With increased knowledge from neonatal neurological examination and the development of neuroimaging, prediction of cerebral palsy (CP) has for the last three decades been the focus of a large amount of research. Neonatal neurological examination is a complex process and several groups have proposed standardized approaches towards the goal of producing valid and consistent results between examiners. However, there is a lack of a criterion standard instrument for identifying neurological abnormality in neonates. The Prechtl Method, with the assessment of general movements, is one of the methods of neurological examination. It has been extensively evaluated and is considered to have good sensitivity and specificity. However, the interrater reliability is low unless intensive training is available. Consequently, the search for an automatic assessment of general movements continues.

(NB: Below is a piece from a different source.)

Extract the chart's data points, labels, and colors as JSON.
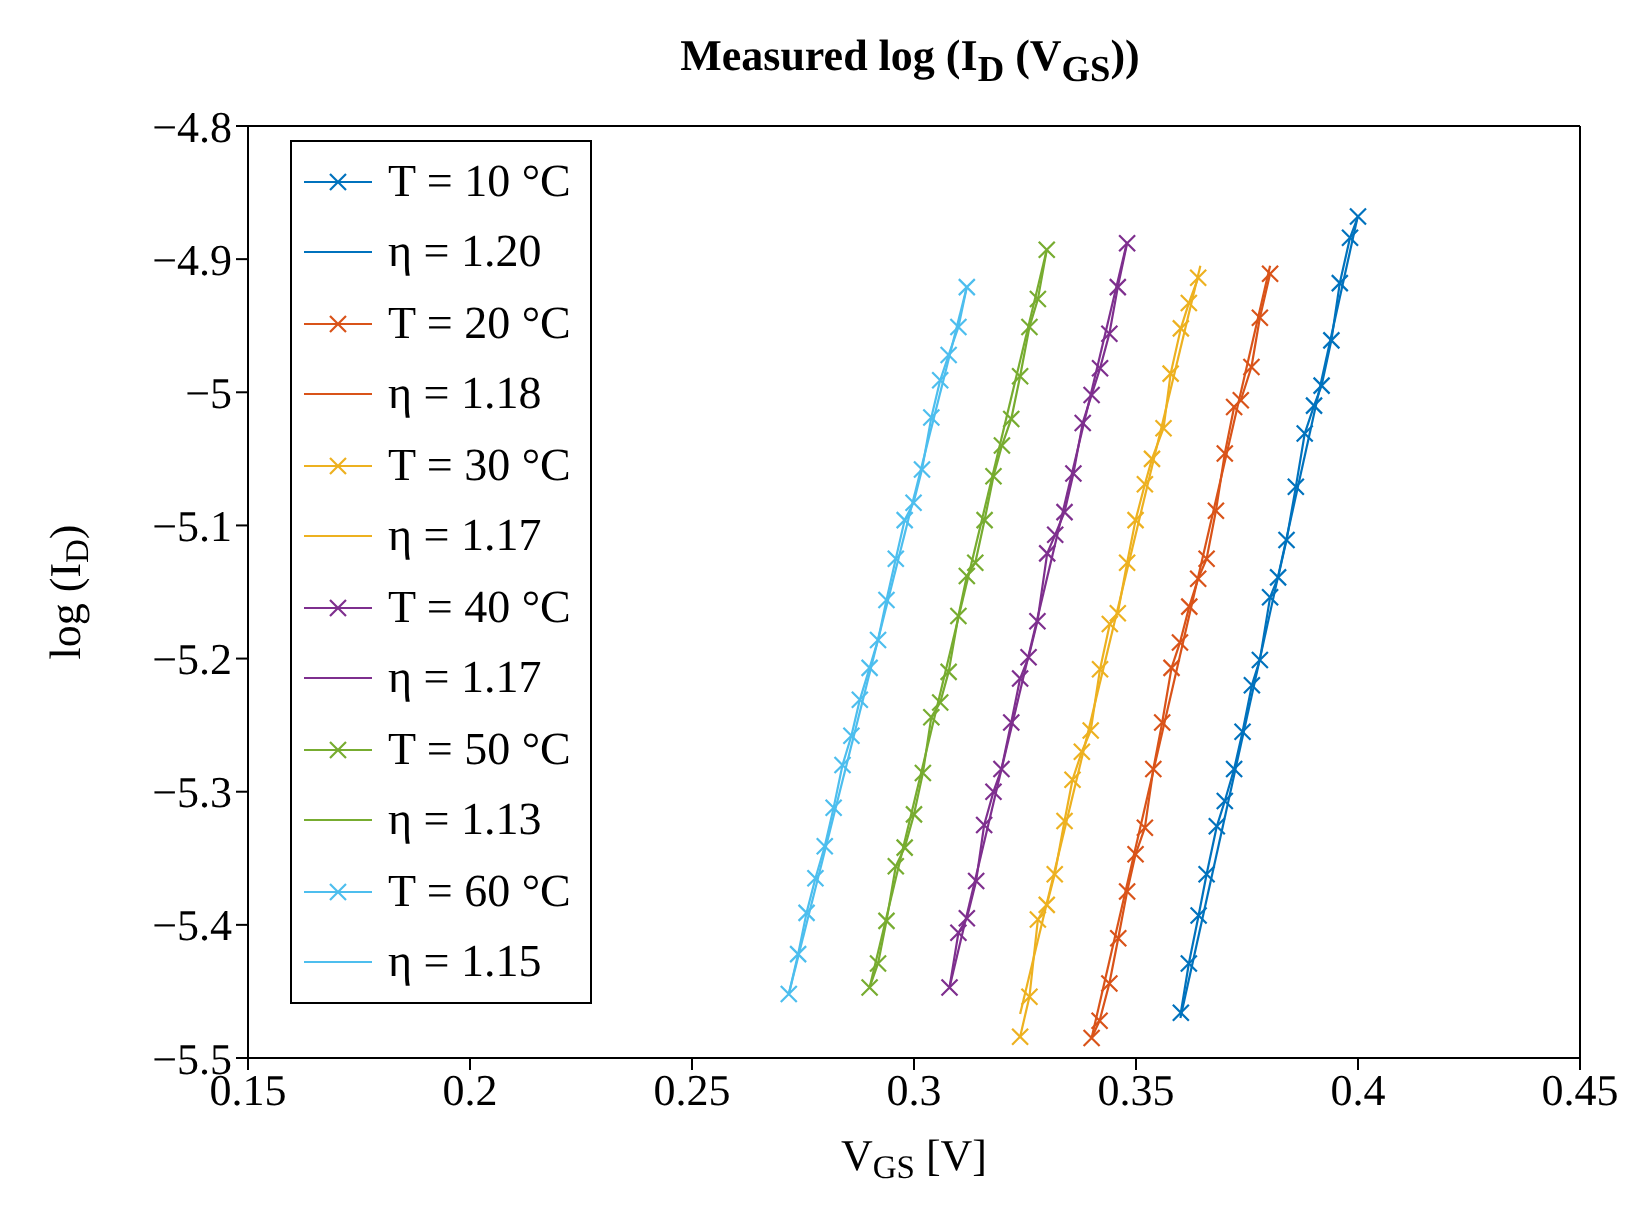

Philippi et al., using a magnetic tracking system, first tried to identify the paradigms which appeared to differentiate between infants who did and those who did not develop CP. Secondly, they compared the predictive value of the different kinematic assessments with that of clinical Gestalt perception with respect to abnormal neurodevelopmental outcome at the age of 2 years. Kinematic assessment was transformed as a continuous variable, while clinical assessment was a qualitative variable. The population studied was highly selected with 49 infants out of 66 at high risk of CP and a prevalence of CP of 14.9%. The results showed that the sensitivity and specificity of the two assessments were very similar, but with a higher positive predictive value for the kinematic assessment. This might suggest that kinematic assessment could be more relevant than clinical evaluation for the prediction of CP, but the results should be interpreted with caution.

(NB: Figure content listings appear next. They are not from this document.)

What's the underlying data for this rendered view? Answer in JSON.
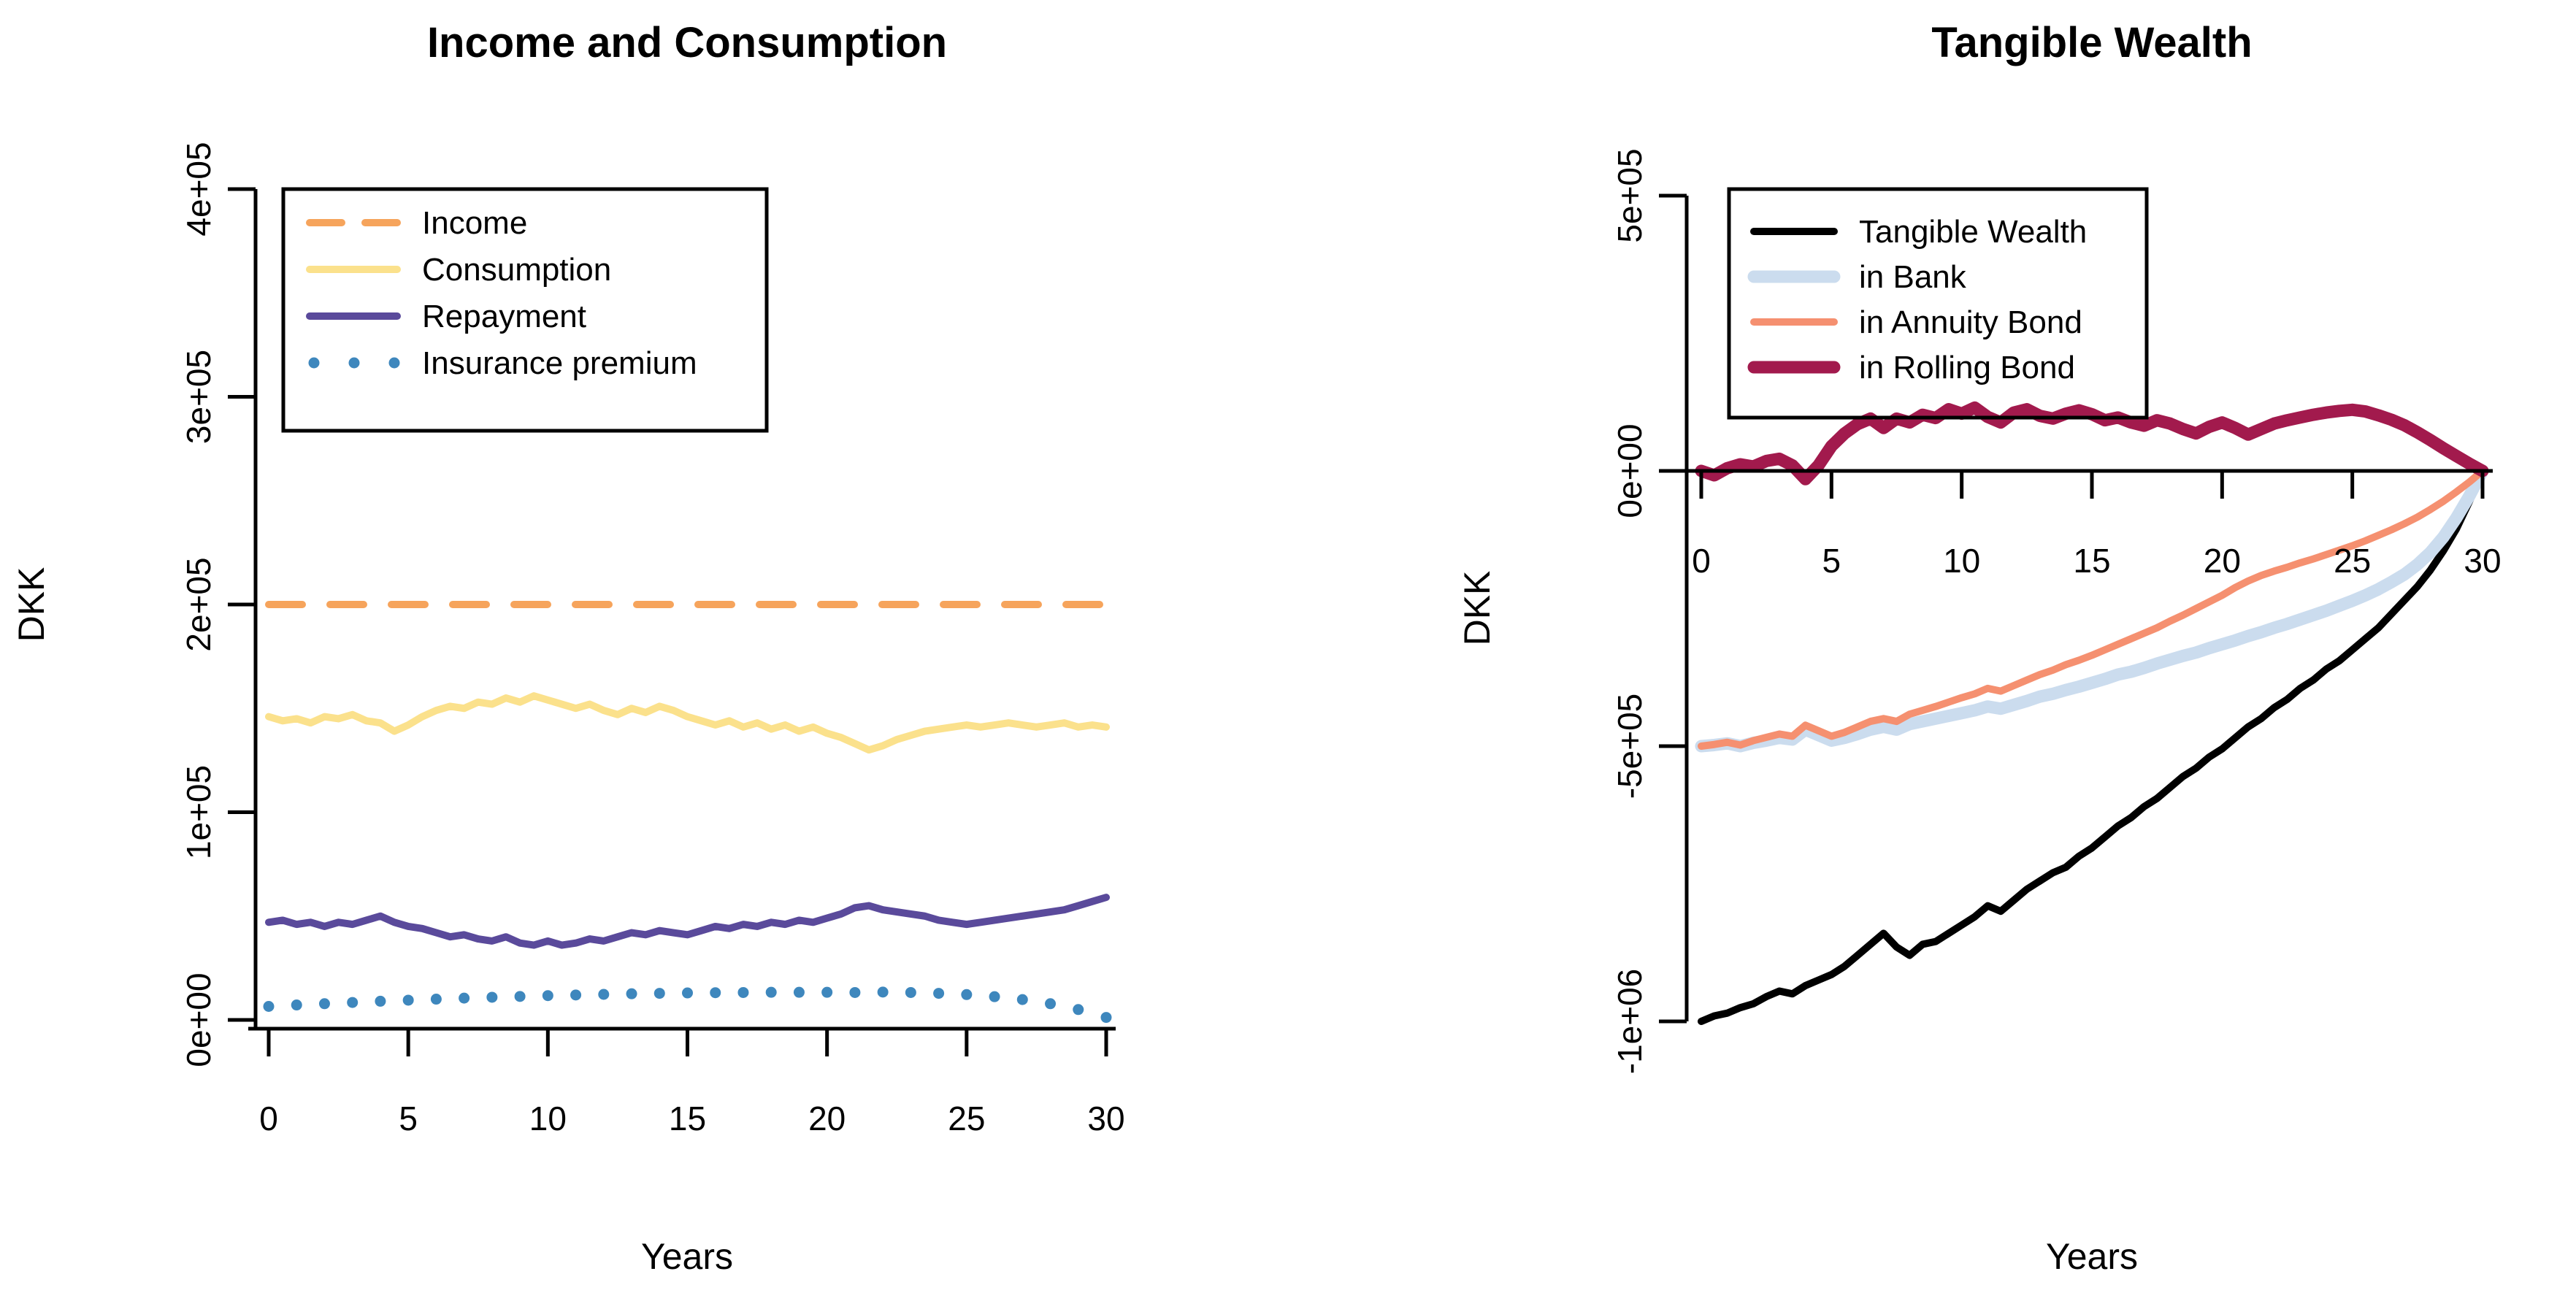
{
  "figure": {
    "background": "#FFFFFF",
    "text_color": "#000000"
  },
  "chart_data": [
    {
      "type": "line",
      "title": "Income and Consumption",
      "xlabel": "Years",
      "ylabel": "DKK",
      "xlim": [
        0,
        30
      ],
      "ylim": [
        0,
        400000
      ],
      "grid": false,
      "x_ticks": [
        0,
        5,
        10,
        15,
        20,
        25,
        30
      ],
      "y_ticks": {
        "values": [
          0,
          100000,
          200000,
          300000,
          400000
        ],
        "labels": [
          "0e+00",
          "1e+05",
          "2e+05",
          "3e+05",
          "4e+05"
        ]
      },
      "legend": {
        "position": "topleft",
        "entries": [
          "Income",
          "Consumption",
          "Repayment",
          "Insurance premium"
        ]
      },
      "series": [
        {
          "name": "Income",
          "color": "#F6A45C",
          "style": "dashed",
          "width": 10,
          "x_start": 0,
          "x_step": 30,
          "values": [
            200000,
            200000
          ]
        },
        {
          "name": "Consumption",
          "color": "#FBE18C",
          "style": "solid",
          "width": 10,
          "x_start": 0,
          "x_step": 0.5,
          "values": [
            146000,
            144000,
            145000,
            143000,
            146000,
            145000,
            147000,
            144000,
            143000,
            139000,
            142000,
            146000,
            149000,
            151000,
            150000,
            153000,
            152000,
            155000,
            153000,
            156000,
            154000,
            152000,
            150000,
            152000,
            149000,
            147000,
            150000,
            148000,
            151000,
            149000,
            146000,
            144000,
            142000,
            144000,
            141000,
            143000,
            140000,
            142000,
            139000,
            141000,
            138000,
            136000,
            133000,
            130000,
            132000,
            135000,
            137000,
            139000,
            140000,
            141000,
            142000,
            141000,
            142000,
            143000,
            142000,
            141000,
            142000,
            143000,
            141000,
            142000,
            141000
          ]
        },
        {
          "name": "Repayment",
          "color": "#5A4A9B",
          "style": "solid",
          "width": 10,
          "x_start": 0,
          "x_step": 0.5,
          "values": [
            47000,
            48000,
            46000,
            47000,
            45000,
            47000,
            46000,
            48000,
            50000,
            47000,
            45000,
            44000,
            42000,
            40000,
            41000,
            39000,
            38000,
            40000,
            37000,
            36000,
            38000,
            36000,
            37000,
            39000,
            38000,
            40000,
            42000,
            41000,
            43000,
            42000,
            41000,
            43000,
            45000,
            44000,
            46000,
            45000,
            47000,
            46000,
            48000,
            47000,
            49000,
            51000,
            54000,
            55000,
            53000,
            52000,
            51000,
            50000,
            48000,
            47000,
            46000,
            47000,
            48000,
            49000,
            50000,
            51000,
            52000,
            53000,
            55000,
            57000,
            59000
          ]
        },
        {
          "name": "Insurance premium",
          "color": "#3E87BD",
          "style": "dotted",
          "width": 10,
          "x_start": 0,
          "x_step": 1,
          "values": [
            6500,
            7200,
            7800,
            8400,
            9000,
            9500,
            10000,
            10500,
            10900,
            11300,
            11700,
            12000,
            12300,
            12600,
            12800,
            13000,
            13100,
            13200,
            13300,
            13300,
            13300,
            13200,
            13400,
            13200,
            12800,
            12200,
            11200,
            9800,
            7800,
            5000,
            1200
          ]
        }
      ]
    },
    {
      "type": "line",
      "title": "Tangible Wealth",
      "xlabel": "Years",
      "ylabel": "DKK",
      "xlim": [
        0,
        30
      ],
      "ylim": [
        -1000000,
        500000
      ],
      "grid": false,
      "x_axis_at_y": 0,
      "x_ticks": [
        0,
        5,
        10,
        15,
        20,
        25,
        30
      ],
      "y_ticks": {
        "values": [
          -1000000,
          -500000,
          0,
          500000
        ],
        "labels": [
          "-1e+06",
          "-5e+05",
          "0e+00",
          "5e+05"
        ]
      },
      "legend": {
        "position": "topleft",
        "entries": [
          "Tangible Wealth",
          "in Bank",
          "in Annuity Bond",
          "in Rolling Bond"
        ]
      },
      "series": [
        {
          "name": "Tangible Wealth",
          "color": "#000000",
          "style": "solid",
          "width": 10,
          "x_start": 0,
          "x_step": 0.5,
          "values": [
            -1000000,
            -990000,
            -985000,
            -975000,
            -968000,
            -955000,
            -945000,
            -950000,
            -935000,
            -925000,
            -915000,
            -900000,
            -880000,
            -860000,
            -840000,
            -865000,
            -880000,
            -860000,
            -855000,
            -840000,
            -825000,
            -810000,
            -790000,
            -800000,
            -780000,
            -760000,
            -745000,
            -730000,
            -720000,
            -700000,
            -685000,
            -665000,
            -645000,
            -630000,
            -610000,
            -595000,
            -575000,
            -555000,
            -540000,
            -520000,
            -505000,
            -485000,
            -465000,
            -450000,
            -430000,
            -415000,
            -395000,
            -380000,
            -360000,
            -345000,
            -325000,
            -305000,
            -285000,
            -260000,
            -235000,
            -210000,
            -180000,
            -145000,
            -105000,
            -55000,
            0
          ]
        },
        {
          "name": "in Bank",
          "color": "#CBDCEE",
          "style": "solid",
          "width": 17,
          "x_start": 0,
          "x_step": 0.5,
          "values": [
            -500000,
            -498000,
            -495000,
            -500000,
            -494000,
            -490000,
            -485000,
            -488000,
            -470000,
            -480000,
            -490000,
            -485000,
            -478000,
            -470000,
            -465000,
            -470000,
            -460000,
            -455000,
            -450000,
            -445000,
            -440000,
            -435000,
            -428000,
            -432000,
            -425000,
            -418000,
            -410000,
            -405000,
            -398000,
            -392000,
            -385000,
            -378000,
            -370000,
            -365000,
            -358000,
            -350000,
            -343000,
            -336000,
            -330000,
            -322000,
            -315000,
            -308000,
            -300000,
            -293000,
            -285000,
            -278000,
            -270000,
            -262000,
            -254000,
            -245000,
            -236000,
            -226000,
            -215000,
            -202000,
            -188000,
            -170000,
            -148000,
            -120000,
            -85000,
            -45000,
            0
          ]
        },
        {
          "name": "in Annuity Bond",
          "color": "#F59070",
          "style": "solid",
          "width": 10,
          "x_start": 0,
          "x_step": 0.5,
          "values": [
            -500000,
            -497000,
            -493000,
            -498000,
            -490000,
            -484000,
            -478000,
            -482000,
            -462000,
            -472000,
            -482000,
            -475000,
            -465000,
            -455000,
            -450000,
            -455000,
            -442000,
            -435000,
            -428000,
            -420000,
            -412000,
            -405000,
            -395000,
            -400000,
            -390000,
            -380000,
            -370000,
            -362000,
            -352000,
            -344000,
            -335000,
            -325000,
            -315000,
            -305000,
            -295000,
            -285000,
            -273000,
            -262000,
            -250000,
            -238000,
            -226000,
            -212000,
            -200000,
            -190000,
            -182000,
            -175000,
            -167000,
            -160000,
            -152000,
            -144000,
            -136000,
            -127000,
            -117000,
            -107000,
            -96000,
            -84000,
            -70000,
            -55000,
            -38000,
            -20000,
            0
          ]
        },
        {
          "name": "in Rolling Bond",
          "color": "#A21A4D",
          "style": "solid",
          "width": 17,
          "x_start": 0,
          "x_step": 0.5,
          "values": [
            0,
            -8000,
            5000,
            12000,
            8000,
            18000,
            22000,
            10000,
            -15000,
            10000,
            45000,
            68000,
            85000,
            95000,
            78000,
            95000,
            88000,
            102000,
            96000,
            112000,
            104000,
            115000,
            98000,
            88000,
            106000,
            112000,
            100000,
            95000,
            104000,
            110000,
            103000,
            92000,
            97000,
            88000,
            82000,
            92000,
            86000,
            76000,
            68000,
            80000,
            88000,
            78000,
            66000,
            76000,
            86000,
            92000,
            97000,
            102000,
            106000,
            109000,
            111000,
            108000,
            101000,
            93000,
            83000,
            70000,
            56000,
            41000,
            27000,
            13000,
            0
          ]
        }
      ]
    }
  ]
}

Sensitivity relates to the test's ability to identify correctly infants with CP while specificity measures the proportion of infants free of CP who are correctly identified by the test. Sensitivity and specificity are prevalence-independent tests, where positive and negative predictive values are highly dependent of the prevalence of the disease. The prevalence of CP in the population studied does not represent the true prevalence of CP, which is around 2 to 3 per thousand live births in term infants and 5% to 10% of births in preterm infants. Consequently, extrapolation of these results to the general population is difficult. The observed differences in the positive and negative predictive values, although sensitivity and specificity are very similar, could be related to the fact that clinical assessment is a qualitative variable while kinematic assessment is a continuous variable. But this deserves further evaluation.

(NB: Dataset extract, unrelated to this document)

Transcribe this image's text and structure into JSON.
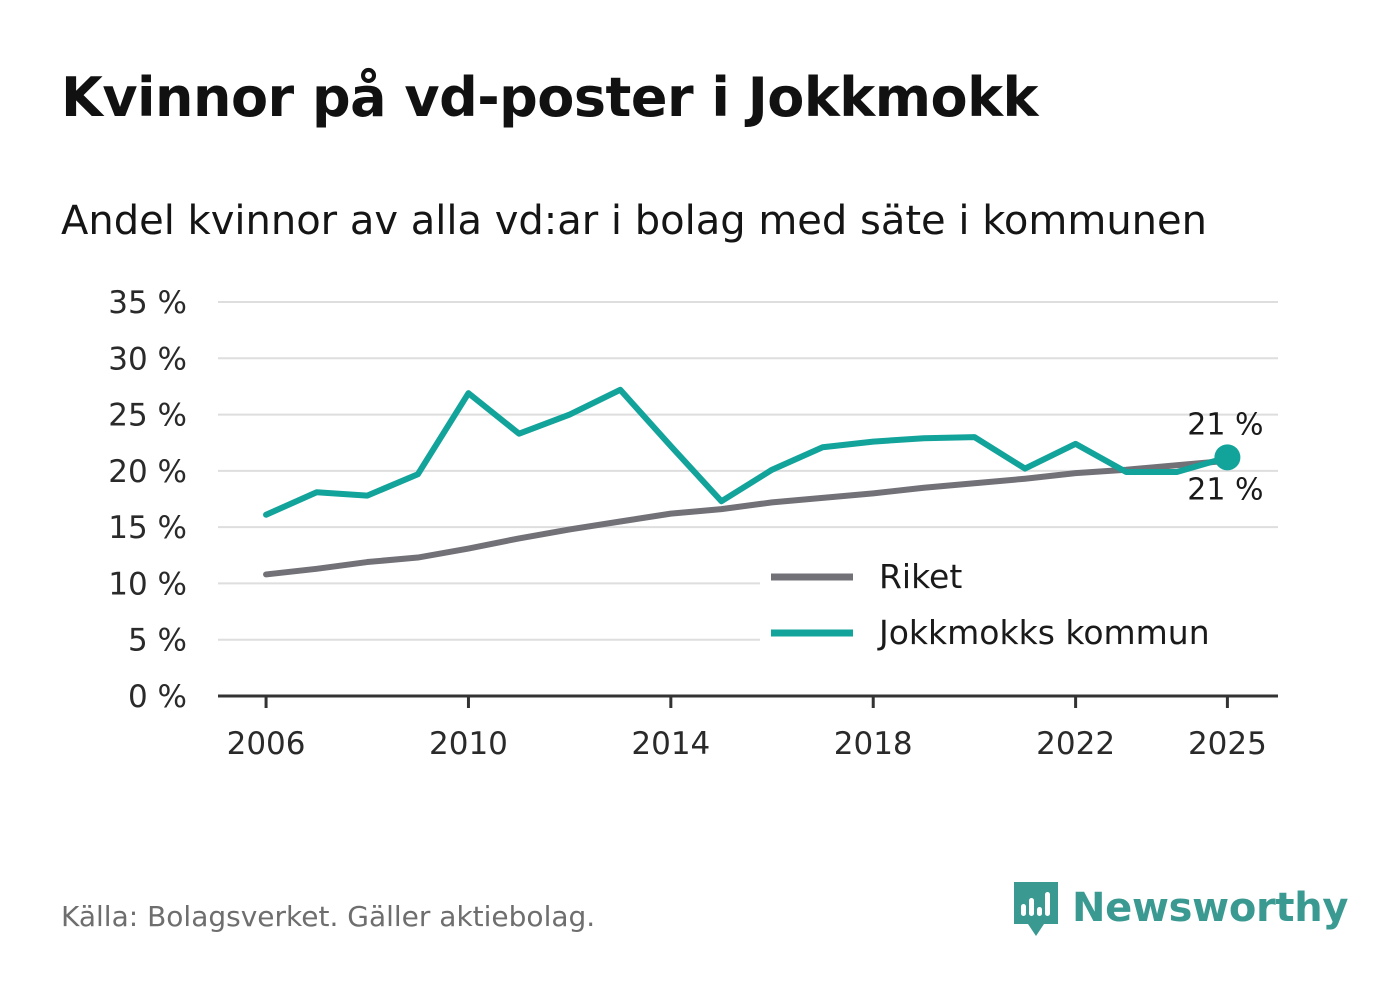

Nevertheless, the stereotypy score defined with kinematic assessment appears promising in predicting CP. The next step could be to define the population for which the kinematic evaluation is of interest and the respective place of clinical and kinematic assessment.
The goal of diagnostic tools during the last few decades has been to enhance the human eye with technology in order to have a more objective measure of a phenomenon. Neonatal behaviour has been the subject of such research as it is very difficult to interpret. However, we now increasingly realize that arriving at a prognosis is a complex process, and prediction of CP could be a paradigm of this complexity. When predicting CP in a neonate, we often encounter vulnerable families, with a history of a stressful neonatal period. These families need evidence-based information but also a relationship-based approach which requires time to develop. Observing the behaviour and the motoric organization of an infant is a powerful tool to build trust with families and to support them in the demands of parenting an infant at risk of developmental anomalies.
In Philippi et al.'s study the interrater reliability of general movements observation was moderate but appeared excellent among three raters, while one of them rated differently. Do we conclude that the interrater reliability is low, or that one of the examiners needs further training? One of our challenges for the next generation could be to give practitioners time to learn how to interpret the neurobehaviour of an infant while integrating the strengths and limitations of technical tools.